OCCENA, premier logiciel public de notation de la qualité nutritionnelle et sanitaire des offres alimentaires déposées dans le cadre d’un marché public a donc vu le jour.Ce logiciel permet désormais, dans le cadre des procédures de la commande publique, de sélectionner les produits alimentaires au regard d’un double critère :
– la valeur nutritionnelle des produits basée sur le calcul Nutriscore
– la valeur sanitaire des produits basée sur un algorithme élaboré par l’ACENA avec l’assistance de scientifiques. Cet algorithme tient compte de l’absence ou de la présence d’additifs, de l’absence ou de la présence de certains ingrédients et du recours ou non à certains process de fabrication. Ces données sont accessibles aux candidats dans le règlement de consultation de chaque marché.

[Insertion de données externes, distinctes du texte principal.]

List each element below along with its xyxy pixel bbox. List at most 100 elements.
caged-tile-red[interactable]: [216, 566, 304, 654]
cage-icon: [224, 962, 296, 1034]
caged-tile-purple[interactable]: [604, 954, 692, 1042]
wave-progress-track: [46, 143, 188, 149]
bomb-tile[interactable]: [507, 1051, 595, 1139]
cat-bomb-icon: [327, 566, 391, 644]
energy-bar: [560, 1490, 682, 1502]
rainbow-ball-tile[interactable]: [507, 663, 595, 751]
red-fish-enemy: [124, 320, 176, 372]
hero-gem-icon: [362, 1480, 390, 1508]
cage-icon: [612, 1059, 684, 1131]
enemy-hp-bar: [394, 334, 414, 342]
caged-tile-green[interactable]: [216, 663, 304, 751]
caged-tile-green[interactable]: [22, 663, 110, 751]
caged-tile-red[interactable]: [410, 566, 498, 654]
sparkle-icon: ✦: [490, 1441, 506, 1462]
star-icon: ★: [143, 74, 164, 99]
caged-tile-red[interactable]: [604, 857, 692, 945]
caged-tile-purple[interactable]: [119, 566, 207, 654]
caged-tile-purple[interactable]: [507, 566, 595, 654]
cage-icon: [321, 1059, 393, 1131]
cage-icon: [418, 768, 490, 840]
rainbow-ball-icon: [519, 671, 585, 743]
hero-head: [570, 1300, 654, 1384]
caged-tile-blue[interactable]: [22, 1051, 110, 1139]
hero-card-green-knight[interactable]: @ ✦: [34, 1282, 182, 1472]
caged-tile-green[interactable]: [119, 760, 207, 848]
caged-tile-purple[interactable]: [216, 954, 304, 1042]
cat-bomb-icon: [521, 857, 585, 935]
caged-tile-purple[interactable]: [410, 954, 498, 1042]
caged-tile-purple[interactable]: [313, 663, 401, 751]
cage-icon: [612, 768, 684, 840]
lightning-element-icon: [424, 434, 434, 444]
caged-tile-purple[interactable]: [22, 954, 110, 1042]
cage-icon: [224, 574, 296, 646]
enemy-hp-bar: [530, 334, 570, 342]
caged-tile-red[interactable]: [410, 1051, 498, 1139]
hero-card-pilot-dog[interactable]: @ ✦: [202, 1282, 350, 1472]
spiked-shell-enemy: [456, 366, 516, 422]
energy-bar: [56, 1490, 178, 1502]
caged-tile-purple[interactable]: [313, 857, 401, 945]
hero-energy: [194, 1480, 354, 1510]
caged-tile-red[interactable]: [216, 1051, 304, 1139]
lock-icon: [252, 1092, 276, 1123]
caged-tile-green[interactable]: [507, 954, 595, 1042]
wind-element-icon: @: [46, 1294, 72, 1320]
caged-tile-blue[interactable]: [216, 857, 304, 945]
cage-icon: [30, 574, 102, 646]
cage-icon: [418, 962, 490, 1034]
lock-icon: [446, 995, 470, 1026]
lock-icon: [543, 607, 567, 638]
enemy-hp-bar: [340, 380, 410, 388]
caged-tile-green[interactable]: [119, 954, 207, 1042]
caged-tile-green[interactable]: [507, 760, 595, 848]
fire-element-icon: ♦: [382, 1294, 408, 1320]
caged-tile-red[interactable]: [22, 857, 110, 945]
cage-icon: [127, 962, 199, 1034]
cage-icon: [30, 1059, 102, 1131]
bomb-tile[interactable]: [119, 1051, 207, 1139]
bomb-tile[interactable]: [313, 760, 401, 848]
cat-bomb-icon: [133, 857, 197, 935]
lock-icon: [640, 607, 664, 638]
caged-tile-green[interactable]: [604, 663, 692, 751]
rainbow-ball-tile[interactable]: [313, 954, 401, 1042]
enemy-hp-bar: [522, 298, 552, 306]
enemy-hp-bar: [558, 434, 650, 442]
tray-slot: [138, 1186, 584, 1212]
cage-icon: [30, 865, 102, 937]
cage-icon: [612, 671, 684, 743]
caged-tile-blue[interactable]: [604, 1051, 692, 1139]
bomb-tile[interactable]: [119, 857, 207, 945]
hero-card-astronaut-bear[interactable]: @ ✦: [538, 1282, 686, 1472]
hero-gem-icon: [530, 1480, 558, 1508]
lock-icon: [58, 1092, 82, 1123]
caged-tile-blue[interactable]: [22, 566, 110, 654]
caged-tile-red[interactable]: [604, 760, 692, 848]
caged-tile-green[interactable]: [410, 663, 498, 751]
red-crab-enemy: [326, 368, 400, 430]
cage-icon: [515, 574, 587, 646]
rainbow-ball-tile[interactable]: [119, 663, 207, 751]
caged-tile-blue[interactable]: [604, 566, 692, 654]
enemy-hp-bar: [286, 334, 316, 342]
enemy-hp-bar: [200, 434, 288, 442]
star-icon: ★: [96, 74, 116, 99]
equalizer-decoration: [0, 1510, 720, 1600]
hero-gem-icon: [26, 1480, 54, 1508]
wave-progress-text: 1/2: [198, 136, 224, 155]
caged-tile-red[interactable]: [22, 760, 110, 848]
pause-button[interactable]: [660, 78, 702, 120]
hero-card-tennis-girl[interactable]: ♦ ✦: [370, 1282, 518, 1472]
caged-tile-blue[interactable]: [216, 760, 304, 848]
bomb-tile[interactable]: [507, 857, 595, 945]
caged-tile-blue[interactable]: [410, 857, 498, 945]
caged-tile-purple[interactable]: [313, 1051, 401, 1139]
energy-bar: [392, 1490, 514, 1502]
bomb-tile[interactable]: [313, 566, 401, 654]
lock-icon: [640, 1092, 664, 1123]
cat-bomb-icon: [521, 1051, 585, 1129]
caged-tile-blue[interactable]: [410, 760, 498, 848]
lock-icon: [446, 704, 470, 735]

Modulable, il permet à chaque groupement de poser ou pas des interdictions sur certains additifs, que ce soit sur la totalité des lots ou sur quelques-uns. Ces interdictions seront possibles dès lors que le groupement aura l’assurance de l’existence d’une offre alternative plus vertueuse sur
le marché et qu’il aura fait le nécessaire pour « nettoyer » ses bordereaux de produits, en éliminant les aliments les plus nocifs pour la santé.
Ainsi, la méthode de calcul de l’OCCENA, unifiée sur l’ensemble des
groupements de commandes qui l’utilisent, permet à la fois une exigence de qualité claire et constante pour nos fournisseurs tout en préservant une nécessaire souplesse dans la mise en œuvre du critère qualité par les différents groupements.
L’objectif est ainsi de mettre en avant les démarches vertueuses des entreprises agricoles et agroalimentaires de chaque région tout en donnant à nos partenaires économiques la possibilité de disposer de données de calcul fiables nécessaire pour progresser vers des produits de meilleure qualité.
Expérimenté dès le 1er juillet 2020, ce logiciel a vocation à être déployé auprès d’autres acheteurs publics afin d’amplifier la démarche née en Nouvelle Aquitaine pour une transition nutritionnelle et sanitaire de nos approvisionnements au bénéfice de nos élèves.
La base de données scientifique servant d’appui au calculateur sera régulièrement mise à jour en fonction des avancées des connaissances.